Da'Mon Merkerson

No. 9, 29
- Position: Cornerback

Personal information
- Born: April 5, 1989 (age 37) New Jersey, U.S.
- Listed height: 6 ft 1 in (1.85 m)
- Listed weight: 195 lb (88 kg)

Career information
- High school: Rutherford (NJ) St. Mary
- College: Syracuse
- NFL draft: 2011: undrafted

Career history
- Arizona Cardinals (2011)*; Arizona Rattlers (2012–2014);
- * Offseason or practice squad member only

Awards and highlights
- 2× ArenaBowl champion (2012, 2013);

Career AFL statistics
- Tackles: 14
- Interceptions: 1
- Pass breakups: 3
- Stats at ArenaFan.com

= Da'Mon Merkerson =

American football player (born 1989)

Da’Mon Teshone Merkerson (born April 5, 1989) is an American former football cornerback.

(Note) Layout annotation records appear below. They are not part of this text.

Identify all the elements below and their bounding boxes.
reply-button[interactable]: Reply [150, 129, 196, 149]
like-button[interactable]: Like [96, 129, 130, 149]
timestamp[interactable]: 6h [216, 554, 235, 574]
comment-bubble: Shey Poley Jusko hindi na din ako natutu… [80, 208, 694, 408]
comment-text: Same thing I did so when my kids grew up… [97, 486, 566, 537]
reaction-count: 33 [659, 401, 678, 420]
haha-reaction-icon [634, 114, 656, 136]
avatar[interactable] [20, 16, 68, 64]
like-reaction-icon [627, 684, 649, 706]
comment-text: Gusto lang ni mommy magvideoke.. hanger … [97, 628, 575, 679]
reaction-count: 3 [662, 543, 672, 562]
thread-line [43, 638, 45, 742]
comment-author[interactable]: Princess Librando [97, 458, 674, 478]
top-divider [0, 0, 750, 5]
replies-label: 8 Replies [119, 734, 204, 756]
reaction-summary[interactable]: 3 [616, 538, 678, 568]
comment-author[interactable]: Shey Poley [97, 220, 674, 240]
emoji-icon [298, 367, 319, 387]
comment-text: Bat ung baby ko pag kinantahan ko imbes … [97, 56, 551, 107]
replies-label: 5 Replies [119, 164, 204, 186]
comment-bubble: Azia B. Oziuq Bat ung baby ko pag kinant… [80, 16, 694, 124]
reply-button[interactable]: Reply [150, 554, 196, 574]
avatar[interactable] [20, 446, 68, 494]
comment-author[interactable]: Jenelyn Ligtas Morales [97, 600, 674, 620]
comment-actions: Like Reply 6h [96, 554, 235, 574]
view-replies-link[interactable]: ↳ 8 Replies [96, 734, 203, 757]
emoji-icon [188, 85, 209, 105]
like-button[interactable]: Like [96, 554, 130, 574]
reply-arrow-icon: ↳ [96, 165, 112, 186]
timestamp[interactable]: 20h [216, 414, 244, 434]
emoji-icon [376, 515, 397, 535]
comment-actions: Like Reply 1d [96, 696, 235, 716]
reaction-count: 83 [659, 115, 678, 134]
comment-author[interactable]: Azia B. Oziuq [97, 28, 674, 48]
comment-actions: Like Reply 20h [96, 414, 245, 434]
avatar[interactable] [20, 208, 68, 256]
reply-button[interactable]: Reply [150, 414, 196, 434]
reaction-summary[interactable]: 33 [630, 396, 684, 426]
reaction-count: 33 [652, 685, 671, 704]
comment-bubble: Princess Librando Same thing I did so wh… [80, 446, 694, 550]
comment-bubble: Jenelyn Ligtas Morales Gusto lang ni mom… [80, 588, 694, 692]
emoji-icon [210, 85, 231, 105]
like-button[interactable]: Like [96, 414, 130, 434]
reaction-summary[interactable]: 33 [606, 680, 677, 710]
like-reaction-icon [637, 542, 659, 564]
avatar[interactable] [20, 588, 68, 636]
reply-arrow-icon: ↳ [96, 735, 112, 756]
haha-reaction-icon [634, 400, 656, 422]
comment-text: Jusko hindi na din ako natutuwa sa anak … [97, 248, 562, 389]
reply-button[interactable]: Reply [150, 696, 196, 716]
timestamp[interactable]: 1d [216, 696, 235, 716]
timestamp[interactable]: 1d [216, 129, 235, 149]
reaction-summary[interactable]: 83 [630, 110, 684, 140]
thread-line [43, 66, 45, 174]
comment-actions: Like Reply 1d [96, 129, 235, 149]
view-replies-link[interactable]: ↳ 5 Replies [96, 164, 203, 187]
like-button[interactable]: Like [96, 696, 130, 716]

He was signed by the Arizona Cardinals as an undrafted free agent in 2011. He played college football at Syracuse University.

==Early life==
Merkerson grew up in Passaic, New Jersey and attended St. Mary High School in Rutherford, where he was a three-sport athlete. He played football, basketball and track. He was All county in football and track and field (400 Meter Dash). After switching back from wide receiver to cornerback in his senior season he found a home at cornerback. Tied for 8th in the Big East with passes defended. Merkerson helped lead the orange to victory against Kansas State in the Inaugural New Era Pinstripe Bowl.

==Professional career==

===Arizona Cardinals===
Merkerson signed with the Arizona Cardinals in July 2011, but he was released just 3 days later.

===Arizona Rattlers===
From 2012 to 2014, Merkerson had been a member of the Arizona Rattlers of the Arena Football League (AFL), helping the team win back-to-back ArenaBowl Championships.

==Personal life==
Merkerson's father Amod Field also spent time with the Cardinals and in the AFL.